Kaum einer dieser Filme hatte dem äußeren Prunk auch innere Qualitäten entgegen zu setzen. Ein schwülstiger Langweiler wie Das Gewand (1953) wäre heute längst vergessen, wäre er nicht zufällig der erste CinemaScope-Film. Selbst der mit Oscars zugeschüttete Ben Hur erkauft sich seine vierstündige Laufzeit mit etlichen Durchhängern (nach dem Wagenrennen passiert für anderthalb Stunden oder so rein gar nichts mehr).

Letzten Endes gab es nur einen Regisseur, der sich - schon lange vor den Fünfzigern - völlig dem Ausstattungsfilm verschrieben hatte. Und nur dieser eine verstand es im Grunde, sich unbekümmert zum Show-Effekt dieser Produktionen zu bekennen: Cecil B. DeMille. Mit seinem letzten Film setzte er sich noch einmal ein Denkmal: Als seriöses Anschauungsmaterial für den Religionsunterricht ist Die Zehn Gebote verloren, als reines Spektakel dagegen zeitlos und in seiner Art unübertroffen.

Inhalt: Eigentlich, auf dem Papier sozusagen, geht es um das Alte Testament, wie Moses sein Volk aus der ägyptischen Sklaverei führt, wie das Rote Meer sich teilt, die Verfolger verschlingt, und wie der Herr dann die 10 Gebote mit Blitz und Donner in ein paar Marmortafeln schleudert. Halleluja! Weil die entsprechenden Bibelstellen aber nicht gerade ausführlich sind, hat DeMille noch tüchtig was dazufabuliert, sodass er am Ende auf 220 Minuten Laufzeit kam (die man auf einer Backe absitzt).

Filmhistorisch bedeutsam, weil: Als die Dreharbeiten zu dieser gigantischen Show begannen, war Cecil B. DeMille weit über 70 und eigentlich im besten Rentenalter. Dennoch erlebte er noch einmal einen späten Karriere-Höhepunkt. Soeben hatte er für Die größte Schau der Welt (1952) einen Oscar erhalten (nach fast vier Jahrzehnten auf dem Regiestuhl eine recht späte Anerkennung, aber immerhin mehr als es jemals für Howard Hawks oder Alfred Hitchcock gab). Witzigerweise wird gerade dieses Zirkus-Spektakel heute nicht unbedingt zu seinen Glanztaten gezählt.

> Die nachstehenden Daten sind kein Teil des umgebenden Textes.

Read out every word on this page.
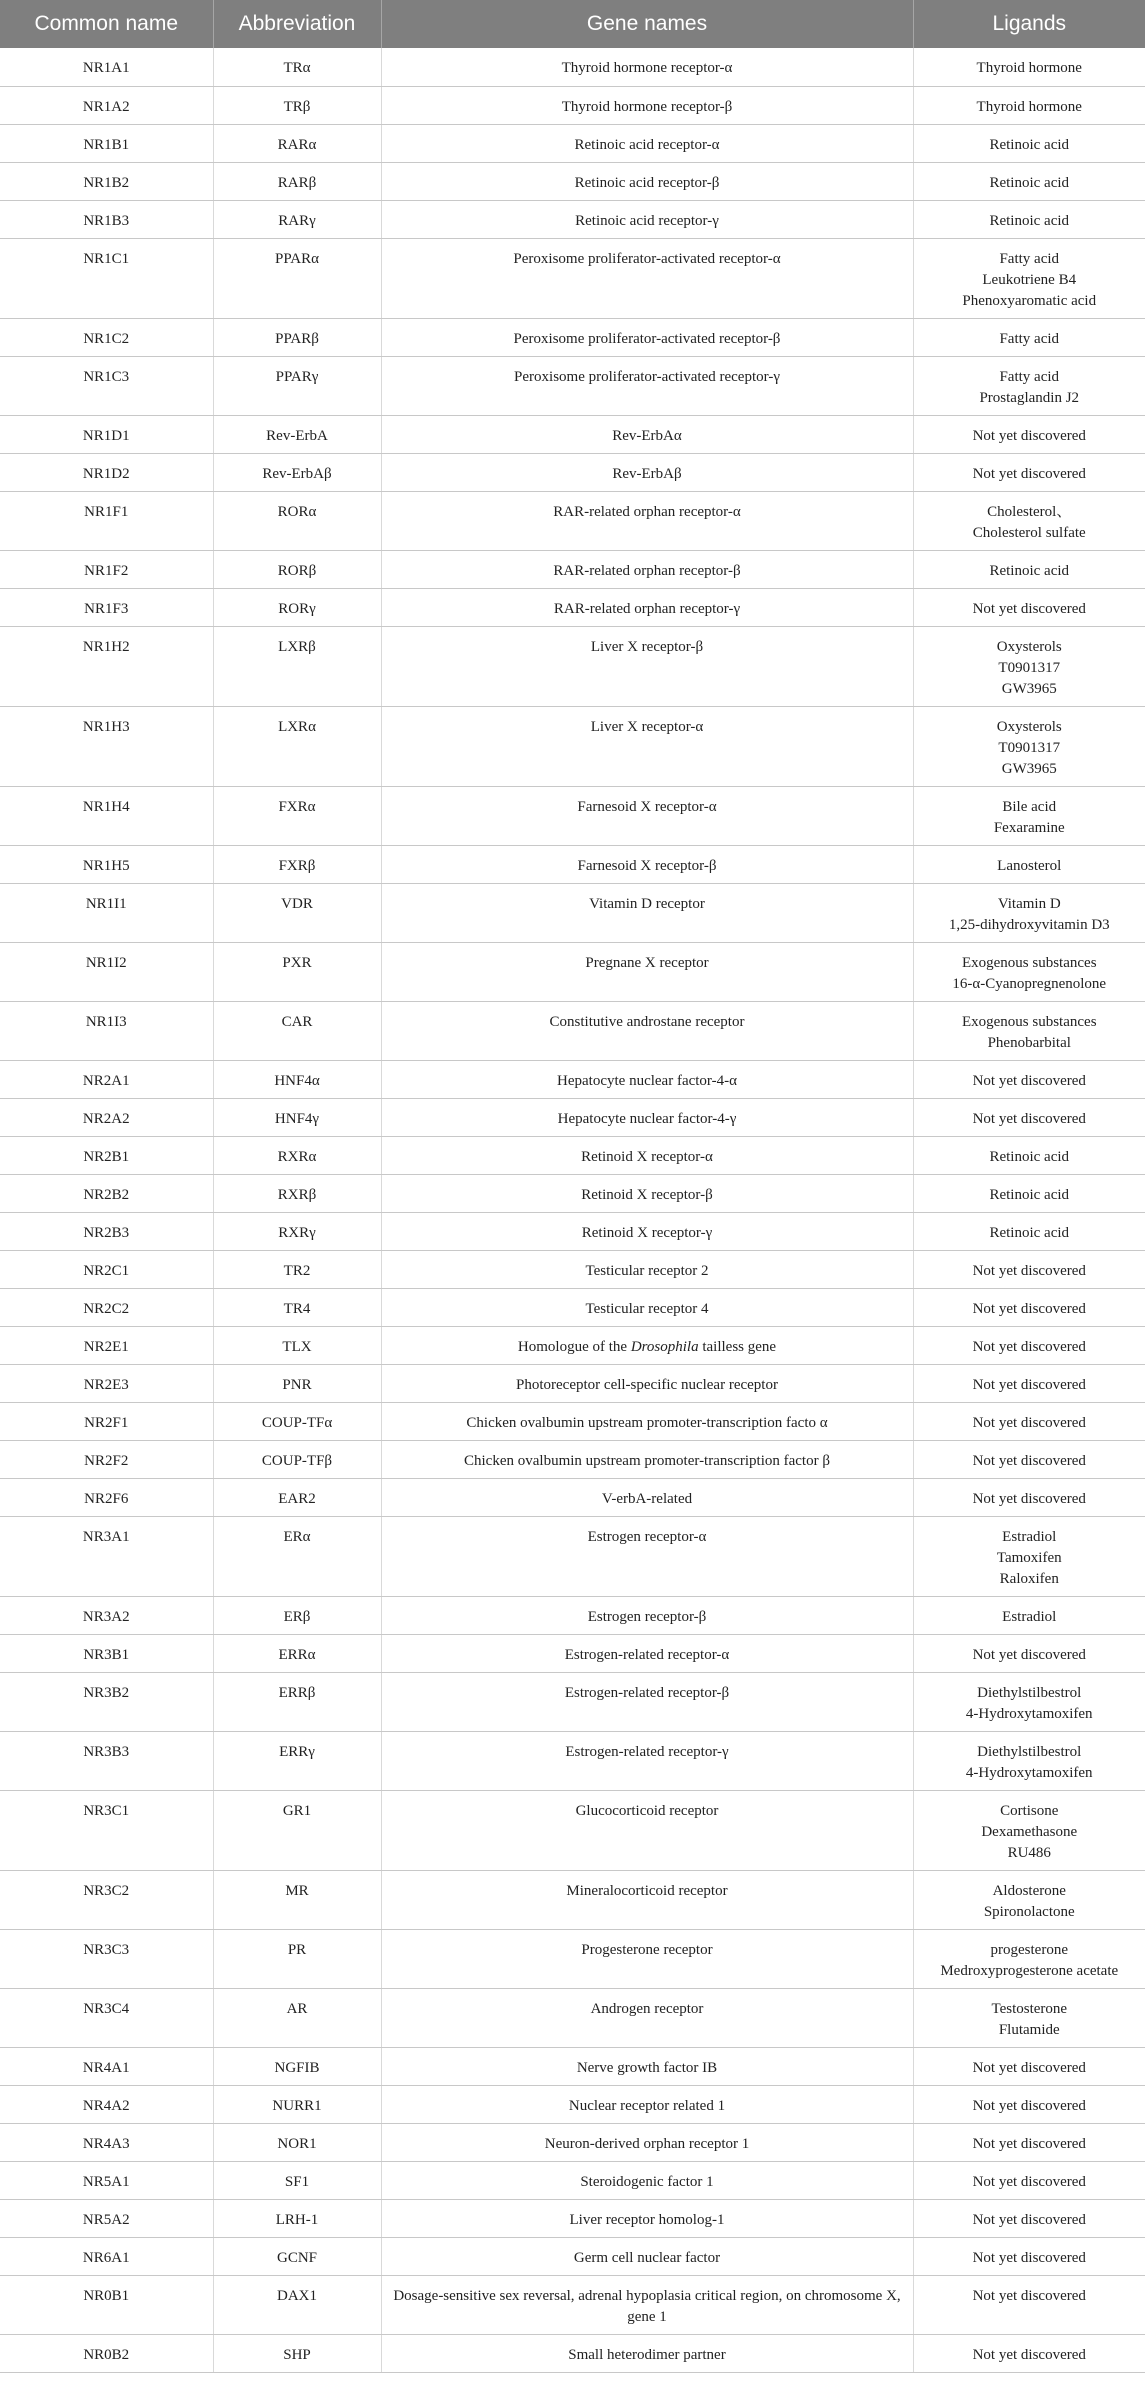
Common name	Abbreviation	Gene names	Ligands
NR1A1	TRα	Thyroid hormone receptor-α	Thyroid hormone

NR1A2	TRβ	Thyroid hormone receptor-β	Thyroid hormone

NR1B1	RARα	Retinoic acid receptor-α	Retinoic acid

NR1B2	RARβ	Retinoic acid receptor-β	Retinoic acid

NR1B3	RARγ	Retinoic acid receptor-γ	Retinoic acid

NR1C1	PPARα	Peroxisome proliferator-activated receptor-α	Fatty acid
Leukotriene B4
Phenoxyaromatic acid

NR1C2	PPARβ	Peroxisome proliferator-activated receptor-β	Fatty acid

NR1C3	PPARγ	Peroxisome proliferator-activated receptor-γ	Fatty acid
Prostaglandin J2

NR1D1	Rev-ErbA	Rev-ErbAα	Not yet discovered

NR1D2	Rev-ErbAβ	Rev-ErbAβ	Not yet discovered

NR1F1	RORα	RAR-related orphan receptor-α	Cholesterol、
Cholesterol sulfate

NR1F2	RORβ	RAR-related orphan receptor-β	Retinoic acid

NR1F3	RORγ	RAR-related orphan receptor-γ	Not yet discovered

NR1H2	LXRβ	Liver X receptor-β	Oxysterols
T0901317
GW3965

NR1H3	LXRα	Liver X receptor-α	Oxysterols
T0901317
GW3965

NR1H4	FXRα	Farnesoid X receptor-α	Bile acid
Fexaramine

NR1H5	FXRβ	Farnesoid X receptor-β	Lanosterol

NR1I1	VDR	Vitamin D receptor	Vitamin D
1,25-dihydroxyvitamin D3

NR1I2	PXR	Pregnane X receptor	Exogenous substances
16-α-Cyanopregnenolone

NR1I3	CAR	Constitutive androstane receptor	Exogenous substances
Phenobarbital

NR2A1	HNF4α	Hepatocyte nuclear factor-4-α	Not yet discovered

NR2A2	HNF4γ	Hepatocyte nuclear factor-4-γ	Not yet discovered

NR2B1	RXRα	Retinoid X receptor-α	Retinoic acid

NR2B2	RXRβ	Retinoid X receptor-β	Retinoic acid

NR2B3	RXRγ	Retinoid X receptor-γ	Retinoic acid

NR2C1	TR2	Testicular receptor 2	Not yet discovered

NR2C2	TR4	Testicular receptor 4	Not yet discovered

NR2E1	TLX	Homologue of the Drosophila tailless gene	Not yet discovered

NR2E3	PNR	Photoreceptor cell-specific nuclear receptor	Not yet discovered

NR2F1	COUP-TFα	Chicken ovalbumin upstream promoter-transcription facto α	Not yet discovered

NR2F2	COUP-TFβ	Chicken ovalbumin upstream promoter-transcription factor β	Not yet discovered

NR2F6	EAR2	V-erbA-related	Not yet discovered

NR3A1	ERα	Estrogen receptor-α	Estradiol
Tamoxifen
Raloxifen

NR3A2	ERβ	Estrogen receptor-β	Estradiol

NR3B1	ERRα	Estrogen-related receptor-α	Not yet discovered

NR3B2	ERRβ	Estrogen-related receptor-β	Diethylstilbestrol
4-Hydroxytamoxifen

NR3B3	ERRγ	Estrogen-related receptor-γ	Diethylstilbestrol
4-Hydroxytamoxifen

NR3C1	GR1	Glucocorticoid receptor	Cortisone
Dexamethasone
RU486

NR3C2	MR	Mineralocorticoid receptor	Aldosterone
Spironolactone

NR3C3	PR	Progesterone receptor	progesterone
Medroxyprogesterone acetate

NR3C4	AR	Androgen receptor	Testosterone
Flutamide

NR4A1	NGFIB	Nerve growth factor IB	Not yet discovered

NR4A2	NURR1	Nuclear receptor related 1	Not yet discovered

NR4A3	NOR1	Neuron-derived orphan receptor 1	Not yet discovered

NR5A1	SF1	Steroidogenic factor 1	Not yet discovered

NR5A2	LRH-1	Liver receptor homolog-1	Not yet discovered

NR6A1	GCNF	Germ cell nuclear factor	Not yet discovered

NR0B1	DAX1	Dosage-sensitive sex reversal, adrenal hypoplasia critical region, on chromosome X, gene 1	Not yet discovered

NR0B2	SHP	Small heterodimer partner	Not yet discovered
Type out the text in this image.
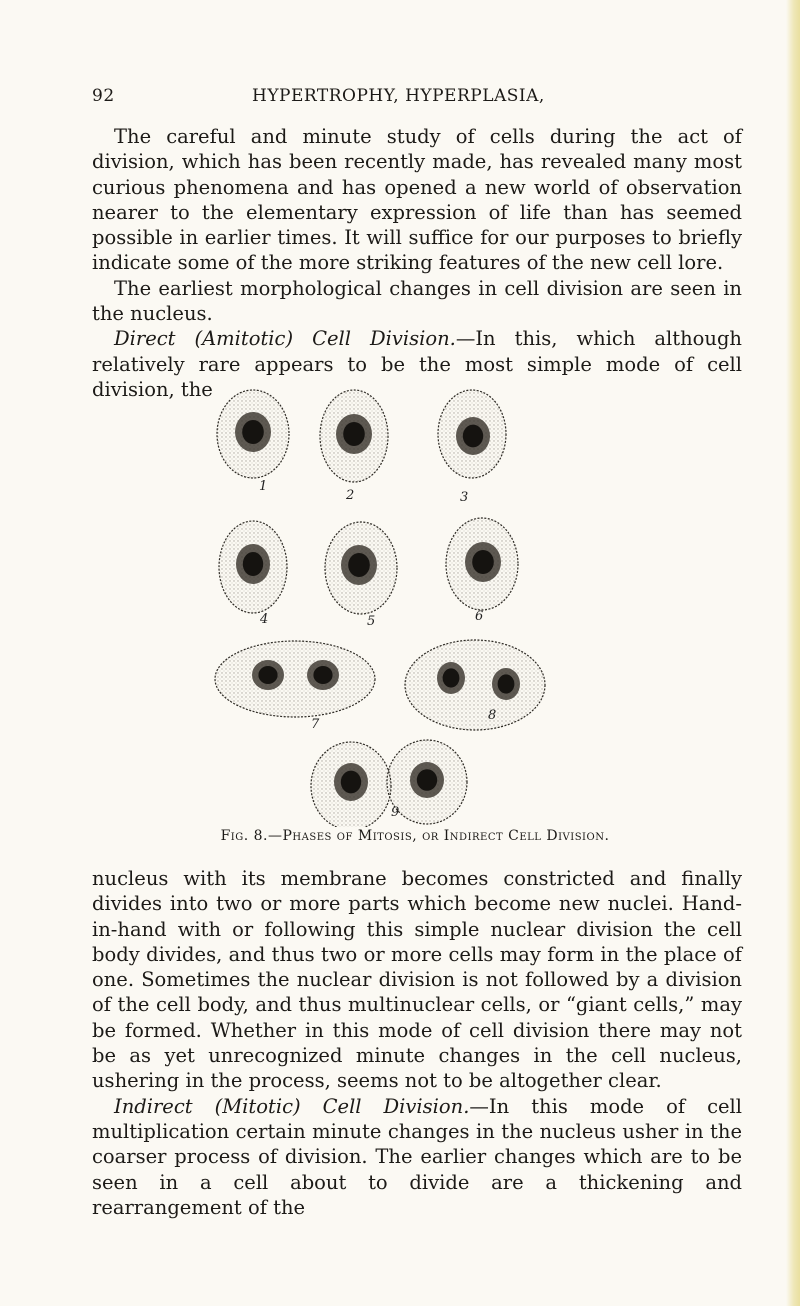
92	HYPERTROPHY, HYPERPLASIA,

The careful and minute study of cells during the act of division, which has been recently made, has revealed many most curious phenomena and has opened a new world of observation nearer to the elementary expression of life than has seemed possible in earlier times. It will suffice for our purposes to briefly indicate some of the more striking features of the new cell lore.

The earliest morphological changes in cell division are seen in the nucleus.

Direct (Amitotic) Cell Division.—In this, which although relatively rare appears to be the most simple mode of cell division, the

1
2	3
4	5	6
7
8
9
Fig. 8.—Phases of Mitosis, or Indirect Cell Division.

nucleus with its membrane becomes constricted and finally divides into two or more parts which become new nuclei. Hand-in-hand with or following this simple nuclear division the cell body divides, and thus two or more cells may form in the place of one. Sometimes the nuclear division is not followed by a division of the cell body, and thus multinuclear cells, or “giant cells,” may be formed. Whether in this mode of cell division there may not be as yet unrecognized minute changes in the cell nucleus, ushering in the process, seems not to be altogether clear.

Indirect (Mitotic) Cell Division.—In this mode of cell multiplication certain minute changes in the nucleus usher in the coarser process of division. The earlier changes which are to be seen in a cell about to divide are a thickening and rearrangement of the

Schon im Stummfilm hatte sich DeMille einen Namen gemacht, zunächst mit leicht schlüpfrigen Komödien (Irrwege einer Ehe, 1920) und ebensolchen Dramen (Frauen auf schiefer Bahn, 1922). Aber recht bald zeigte sich seine Begeisterung für pompöse Ausstattungsfilme mit historischem oder biblischem Hintergrund, auch dies alles gern ein bisschen schlüpfrig. Ein antikes Umfeld war schließlich eine gute Entschuldigung, die Darstellerinnen in recht luftiger Kleidung herumlaufen zu lassen. Claudette Colbert beispielsweise zeigt sich in Cleopatra (1934) in geradezu abenteuerlichen Kostümen, und in Im Zeichen des Kreuzes (1932) riskiert sie beim Milchbad sogar ein für die Zeit ungeheuerliches Nipplegate.

Das zeigt, dass es DeMille mit seinen - oft religiösen - Themen nicht so entsetzlich ernst nahm. Altes und Neues Testament, Christenverfolgung im Alten Rom, aber auch Kreuzzüge waren ihm in erster Linie Anlass für gewaltige Materialschlachten und fette Massenszenen in geradezu größenwahnsinnigen Bauten. Und dazwischen turnten nicht selten leicht bekleidete schöne Frauen. Edel-Trash, wenn man so will, aber keiner hatte das besser drauf als Cecil B. DeMille.

Die Liste seiner sehenswerten Filme ist lang, und wenn sich bizarre Kuriositäten darin finden, dann doch wenigstens immer unterhaltsame. Bereits 1923 hatte DeMille eine erste Verion von Die Zehn Gebote in einem berühmten Stummfilm vorgelegt, seinerzeit aber nur als Rahmenhandlung für eine Geschichte aus der (damaligen) Gegenwart. Deshalb ist der Film von 1956 auch kein Remake, wie oft zu lesen ist.

Mit ungleich höherem Aufwand, einer ganzen Hundertschaft von Stars, properen Studiobauten (nur ein paar Alibi-Aufnahmen entstanden in Ägypten) und zigtausend Statisten war der Film rein äußerlich ein typisches Produkt seiner Zeit, vielleicht eine Nummer größer als andere, aber weder thematisch noch formal auf unbeschritteten Wegen. Was das Werk dann zu einem reinen DeMille macht, ist die erstaunlich straffe Inszenierung, die sich keinen einzigen Durchhänger leistet.

Viel Aufsehen erregte - wie schon 1923 - die Trickaufnahme von der Teilung des Meeres. Gerade diese Szene wirkt aus heutiger Sicht ziemlich trashig und billig, als sei sie zum Kostenausgleich in DeMilles Badewanne gedreht worden oder so. Doch auf ihre spezielle Art möchte man die Sequenz auch nicht missen - sie gehört einfach dazu, so wie sie nun mal ist.